“L’ordinanza della Cassazione pubblicata il 14 aprile scorso ha pronunciato l’illegittimità delle sanzioni applicate ai conducenti di veicoli stradali con accertamenti prodotti da dispositivi elettronici dotati di “autorizzazione”, ma non di “omologazione”, come quelli in uso nel comune di Ravenna. Il 2 maggio, il capogruppo di Lista per Ravenna Alvaro Ancisi, proponendo al Consiglio comunale l’ordine del giorno intitolato “Obbligatorio sospendere gli autovelox e velobox non omologati”, espresse anche l’auspicio che il Comune annullasse, in autotutela (cioè di propria iniziativa, non dietro ricorsi a superiori autorità), i verbali che avevano impropriamente indotto i suoi cittadini a pagare questo genere di multe, disponendo, di conseguenza, il risarcimento dei danni loro inflitti.

Allo scopo, Ancisi propose ai lettori dei giornali locali,  come facsimile, l’istanza rivolta al Comune dall’ing.
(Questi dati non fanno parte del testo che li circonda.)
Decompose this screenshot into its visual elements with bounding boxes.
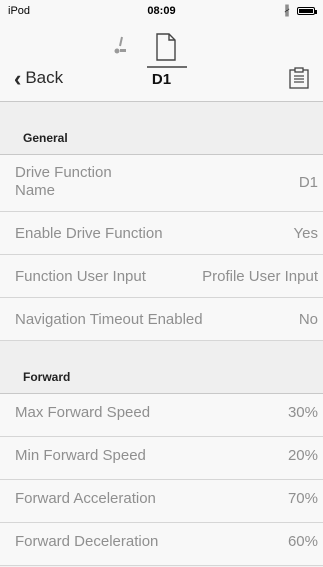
selected-tab-indicator bbox=[147, 66, 187, 68]
setting-label: Enable Drive Function bbox=[15, 225, 163, 242]
setting-label: Drive Function Name bbox=[15, 164, 112, 199]
setting-label: Min Forward Speed bbox=[15, 447, 146, 464]
setting-label: Navigation Timeout Enabled bbox=[15, 311, 203, 328]
section-title: General bbox=[23, 131, 68, 145]
setting-row-forward-acceleration[interactable]: Forward Acceleration 70% bbox=[0, 480, 323, 523]
bluetooth-icon: ∦ bbox=[284, 3, 290, 17]
setting-row-navigation-timeout[interactable]: Navigation Timeout Enabled No bbox=[0, 298, 323, 341]
setting-row-drive-function-name[interactable]: Drive Function Name D1 bbox=[0, 155, 323, 212]
setting-row-min-forward-speed[interactable]: Min Forward Speed 20% bbox=[0, 437, 323, 480]
setting-label: Function User Input bbox=[15, 268, 146, 285]
seat-icon[interactable] bbox=[111, 36, 127, 56]
setting-value: Profile User Input bbox=[202, 268, 318, 285]
section-title: Forward bbox=[23, 370, 71, 384]
setting-value: No bbox=[298, 311, 318, 328]
setting-row-function-user-input[interactable]: Function User Input Profile User Input bbox=[0, 255, 323, 298]
battery-icon bbox=[297, 7, 317, 15]
setting-value: 60% bbox=[287, 533, 318, 550]
section-header-forward: Forward bbox=[0, 341, 323, 394]
setting-label: Forward Acceleration bbox=[15, 490, 156, 507]
setting-row-enable-drive-function[interactable]: Enable Drive Function Yes bbox=[0, 212, 323, 255]
navigation-bar: ‹ Back D1 bbox=[0, 22, 323, 102]
setting-row-max-forward-speed[interactable]: Max Forward Speed 30% bbox=[0, 394, 323, 437]
section-header-general: General bbox=[0, 102, 323, 155]
clock: 08:09 bbox=[147, 5, 176, 17]
document-icon[interactable] bbox=[154, 33, 178, 61]
setting-value: 20% bbox=[287, 447, 318, 464]
setting-label: Forward Deceleration bbox=[15, 533, 159, 550]
setting-value: D1 bbox=[298, 174, 318, 191]
setting-row-forward-deceleration[interactable]: Forward Deceleration 60% bbox=[0, 523, 323, 566]
status-bar: iPod 08:09 ∦ bbox=[0, 0, 323, 22]
page-title: D1 bbox=[151, 71, 172, 88]
mode-selector bbox=[0, 30, 323, 68]
setting-label: Max Forward Speed bbox=[15, 404, 151, 421]
clipboard-icon[interactable] bbox=[289, 67, 309, 89]
setting-value: Yes bbox=[293, 225, 318, 242]
setting-value: 70% bbox=[287, 490, 318, 507]
setting-value: 30% bbox=[287, 404, 318, 421]
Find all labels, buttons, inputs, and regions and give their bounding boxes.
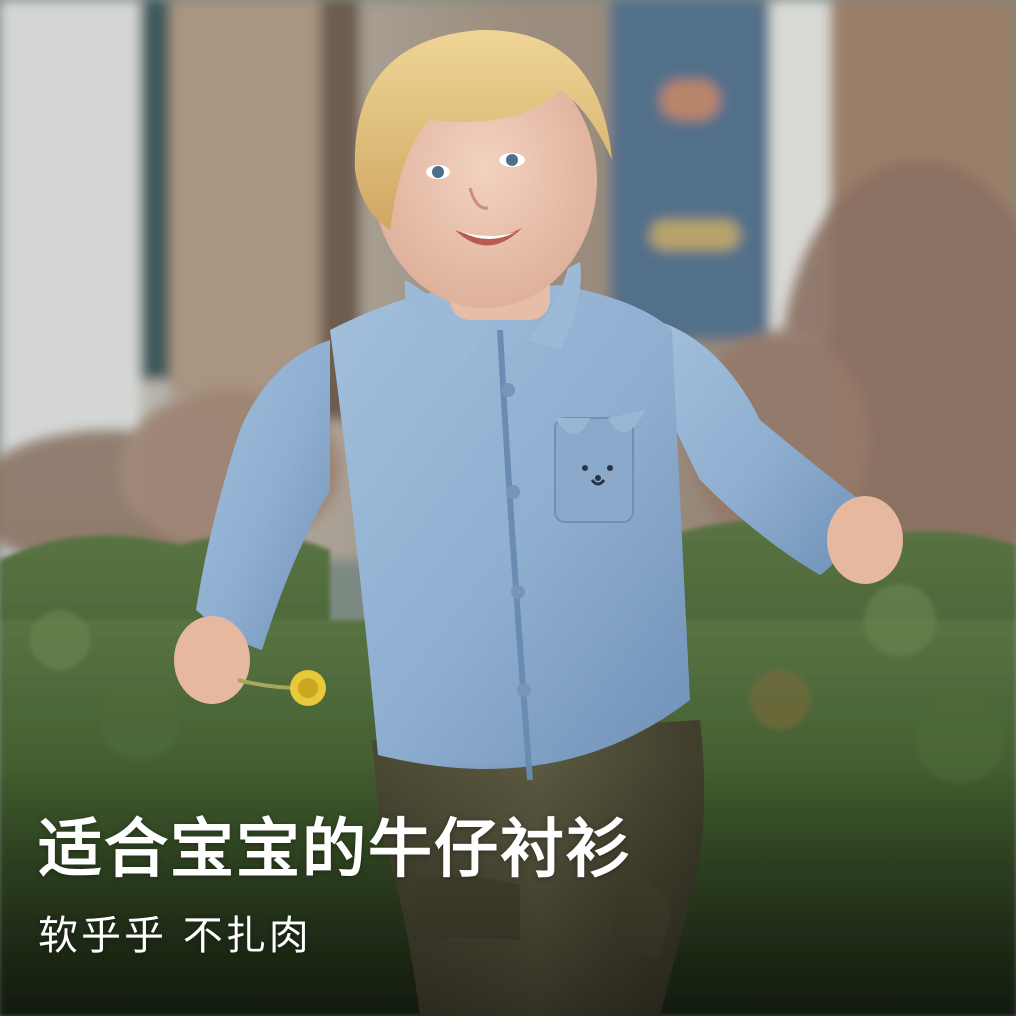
headline-text: 适合宝宝的牛仔衬衫 — [38, 813, 632, 887]
subline-text: 软乎乎 不扎肉 — [38, 913, 312, 959]
product-image: 适合宝宝的牛仔衬衫 软乎乎 不扎肉 — [0, 0, 1016, 1016]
Riccardo Merendi il  27 aprile affinché  annullasse in autotutela il verbale con cui gli aveva contestato, tramite autovelox non omologato, un presunto superamento del limite di velocità avvenuto in via Reale a Mezzano. Presupposto della richiesta è stato l’obbligo, definito dalla circolare del Ministero dell’Interni n. 66 del 1995, secondo cui, in questi casi, la Polizia Locale trasmette gli atti al Prefetto perché proceda, per competenza, all’annullamento dei verbali relativi. La risposta del Comune è arrivata questo 21 maggio tramite la Polizia Locale. Ci pare doveroso informarne i cittadini perché ne traggano cognizione.
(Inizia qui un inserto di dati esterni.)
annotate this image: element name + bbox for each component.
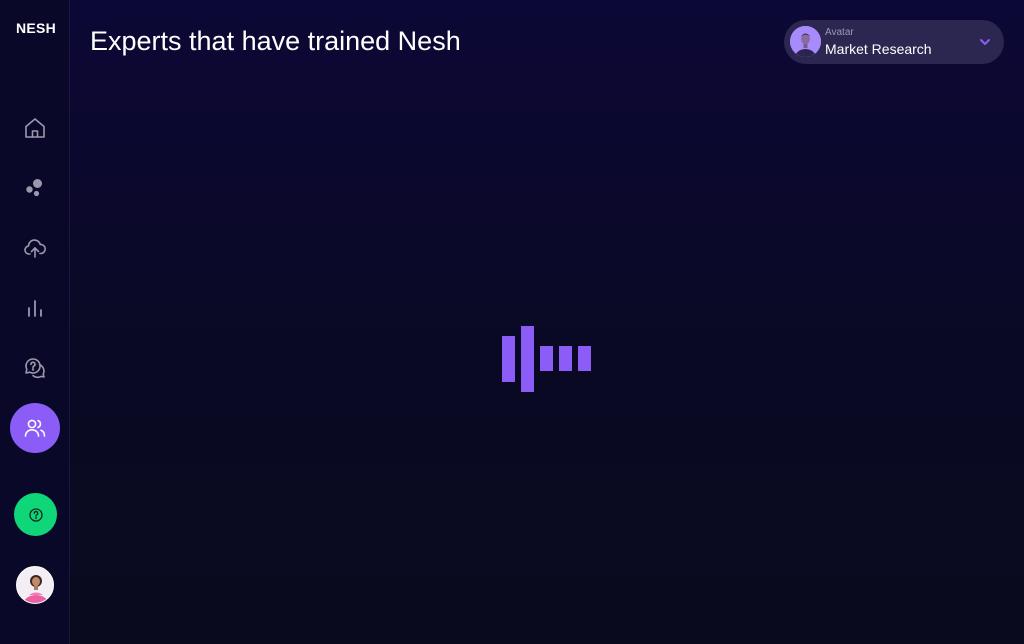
avatar-thumbnail xyxy=(790,26,821,57)
question-chat-icon xyxy=(25,358,45,379)
avatar-selector-value: Market Research xyxy=(825,41,932,57)
avatar-selector-label: Avatar xyxy=(825,27,854,38)
user-avatar[interactable] xyxy=(16,566,54,604)
help-circle-icon xyxy=(28,507,43,522)
cloud-upload-icon xyxy=(24,239,46,258)
sidebar: NESH xyxy=(0,0,70,644)
home-icon xyxy=(25,118,45,138)
chevron-down-icon xyxy=(980,39,990,45)
loading-bars-icon xyxy=(502,326,591,392)
loader-bar-4 xyxy=(559,346,572,371)
loader-bar-3 xyxy=(540,346,553,371)
page-title: Experts that have trained Nesh xyxy=(90,26,461,56)
bubbles-icon xyxy=(26,179,42,197)
sidebar-item-faq[interactable] xyxy=(10,343,60,393)
loader-bar-1 xyxy=(502,336,515,382)
app-logo[interactable]: NESH xyxy=(16,20,56,36)
sidebar-item-upload[interactable] xyxy=(10,223,60,273)
loader-bar-2 xyxy=(521,326,534,392)
bar-chart-icon xyxy=(28,300,42,317)
loader-bar-5 xyxy=(578,346,591,371)
sidebar-item-bubbles[interactable] xyxy=(10,163,60,213)
profile-picture xyxy=(17,567,53,603)
loading-indicator xyxy=(502,326,594,392)
sidebar-item-home[interactable] xyxy=(10,103,60,153)
help-button[interactable] xyxy=(14,493,57,536)
avatar-selector[interactable]: Avatar Market Research xyxy=(784,20,1004,64)
sidebar-item-analytics[interactable] xyxy=(10,283,60,333)
users-icon xyxy=(24,419,46,437)
sidebar-item-experts[interactable] xyxy=(10,403,60,453)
In sintesi, la risposta afferma quanto segue: “[…] una volta effettuato il pagamento in misura ridotta entro sessanta giorni dalla contestazione o notificazione del verbale […] rimane preclusa la possibilità d’impugnare l’accertamento dell’infrazione” comportando ciò  “la definitiva preclusione per il contravventore di contestare e mettere in discussione i presupposti di fatto della sanzione […]. Un’eventuale revisione della situazione ad iniziativa dell’Amministrazione, con annullamento d’altri provvedimenti ancora in itinere, non consentirebbe interventi sui procedimenti ormai definiti con oblazione […]”. Il contravventore, “con il pagamento in misura ridotta, ha fatto acquiescenza […]  anche per eventuali pretese civilistiche […]”.
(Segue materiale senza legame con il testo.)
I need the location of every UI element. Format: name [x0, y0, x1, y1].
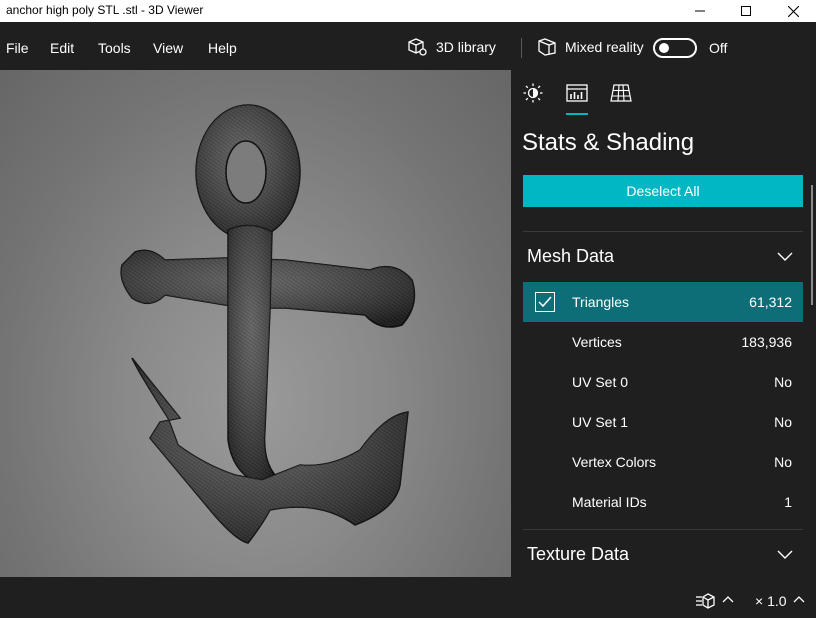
checkmark-icon [538, 296, 552, 308]
menu-separator [521, 38, 522, 58]
toggle-state-label: Off [709, 40, 728, 56]
close-button[interactable] [770, 0, 816, 22]
mesh-row-uv-set-1: UV Set 1 No [523, 402, 803, 442]
mesh-row-label: Triangles [572, 294, 630, 310]
maximize-button[interactable] [723, 0, 769, 22]
chevron-up-icon[interactable] [722, 595, 734, 603]
mesh-row-vertex-colors: Vertex Colors No [523, 442, 803, 482]
panel-scrollbar[interactable] [811, 185, 813, 305]
chevron-up-icon[interactable] [793, 595, 805, 603]
active-tab-indicator [566, 113, 588, 115]
menu-edit[interactable]: Edit [50, 40, 74, 56]
menu-tools[interactable]: Tools [98, 40, 131, 56]
triangles-checkbox[interactable] [535, 292, 555, 312]
maximize-icon [741, 6, 751, 16]
anchor-model[interactable] [0, 70, 511, 577]
title-bar: anchor high poly STL .stl - 3D Viewer [0, 0, 816, 22]
menu-file[interactable]: File [6, 40, 29, 56]
mesh-row-label: Vertex Colors [572, 454, 657, 470]
menu-help[interactable]: Help [208, 40, 237, 56]
mesh-row-value: No [774, 414, 792, 430]
3d-library-button[interactable]: 3D library [406, 37, 496, 57]
deselect-all-button[interactable]: Deselect All [523, 175, 803, 207]
mesh-row-label: UV Set 0 [572, 374, 629, 390]
tab-grid[interactable] [609, 82, 633, 104]
view-cube-icon[interactable] [696, 593, 716, 609]
mesh-row-label: Material IDs [572, 494, 647, 510]
minimize-button[interactable] [677, 0, 723, 22]
status-bar: × 1.0 [0, 577, 816, 618]
chevron-down-icon[interactable] [777, 550, 793, 560]
3d-viewport[interactable] [0, 70, 511, 577]
toggle-knob [659, 43, 669, 53]
stats-icon [566, 84, 588, 102]
mesh-row-vertices: Vertices 183,936 [523, 322, 803, 362]
chevron-down-icon[interactable] [777, 252, 793, 262]
menu-view[interactable]: View [153, 40, 183, 56]
section-divider [523, 529, 803, 530]
window-title: anchor high poly STL .stl - 3D Viewer [6, 3, 204, 17]
mixed-reality-toggle[interactable] [653, 38, 697, 58]
tab-lighting[interactable] [521, 82, 545, 104]
mesh-row-value: No [774, 374, 792, 390]
panel-title: Stats & Shading [522, 129, 695, 156]
3d-library-label: 3D library [436, 39, 496, 55]
minimize-icon [695, 10, 705, 12]
mixed-reality-button[interactable]: Mixed reality [537, 37, 644, 57]
mesh-row-label: UV Set 1 [572, 414, 629, 430]
mesh-row-value: No [774, 454, 792, 470]
texture-data-header[interactable]: Texture Data [527, 544, 629, 565]
mesh-row-value: 1 [784, 494, 792, 510]
mesh-row-label: Vertices [572, 334, 622, 350]
tab-stats[interactable] [565, 82, 589, 104]
mixed-reality-label: Mixed reality [565, 39, 644, 55]
mesh-row-triangles[interactable]: Triangles 61,312 [523, 282, 803, 322]
close-icon [787, 5, 799, 17]
mesh-row-uv-set-0: UV Set 0 No [523, 362, 803, 402]
lighting-icon [523, 83, 543, 103]
mesh-row-material-ids: Material IDs 1 [523, 482, 803, 522]
stats-panel: Stats & Shading Deselect All Mesh Data T… [511, 70, 816, 577]
mesh-row-value: 183,936 [741, 334, 792, 350]
zoom-level: × 1.0 [755, 593, 787, 609]
mixed-reality-icon [538, 38, 556, 56]
grid-icon [610, 84, 632, 102]
mesh-data-header[interactable]: Mesh Data [527, 246, 614, 267]
mesh-row-value: 61,312 [749, 294, 792, 310]
3d-library-icon [408, 38, 427, 56]
menu-bar: File Edit Tools View Help 3D library Mix… [0, 22, 816, 70]
section-divider [523, 231, 803, 232]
Al riguardo, Ancisi e Merendi obiettano quanto segue. Che il pagamento della sanzione equivalga all’ammissione della colpa e precluda qualsiasi ricorso al Prefetto o al Giudice di Pace ci era ben noto. Merendi non aveva però prospettato un ricorso, ma chiesto, ben diversamente, l’annullamento del suo verbale in autotutela, basato cioè sulla facoltà, concessa per legge ad ogni pubblica amministrazione, di annullare i propri provvedimenti quando si rende conto che sono illegittimi od errati, come in questo caso. Avendo la Corte di Cassazione stessa ammesso, nell’ordinanza,  che la questione affrontata era del tutto nuova e si inseriva in un panorama non chiaro, appare del resto pretestuoso pretendere che un automobilista, se non esperto di diritto della circolazione stradale, possa contestare all’amministrazione stessa l’adozione di strumenti illegittimi, quando la conformità degli stessi è descritta artatamente nei verbali attraverso, per esempio, un giro di parole attestante l’impiego di un “velocar omologato con  decreto di approvazione”, cioè non omologato, secondo la Corte. Si può giustificare che la Polizia Locale di Ravenna (tecnicamente una delle migliori in Italia), rispondendo al posto del sindaco da cui dipende sotto l’obbligo, imposto dal bilancio comunale, di autofinanziarsi con le proprie multe, rilevi l’ammissione di colpa degli automobilisti ingenuamente fidatisi di quanto scritto nei verbali ricevuti. Questo non fa però onore al sindaco che, rappresentando tutti i cittadini, nega loro, di conseguenza, equità e ragione. Peggio per il cittadino – incompetente, ignaro o anche solo pigro quanto si voglia – se paga perché tratto in inganno dalla verosimiglianza degli asseriti “accertamenti”, oltretutto privo di prove contrarie da esibire. Ciò significa, però, che si conta proprio su questa sua inermità per far cassa, trascurando che in tal modo si posa un’altra pietra sul muro della diffidenza che sempre più divide i cittadini da chi ne tradisce la fiducia.”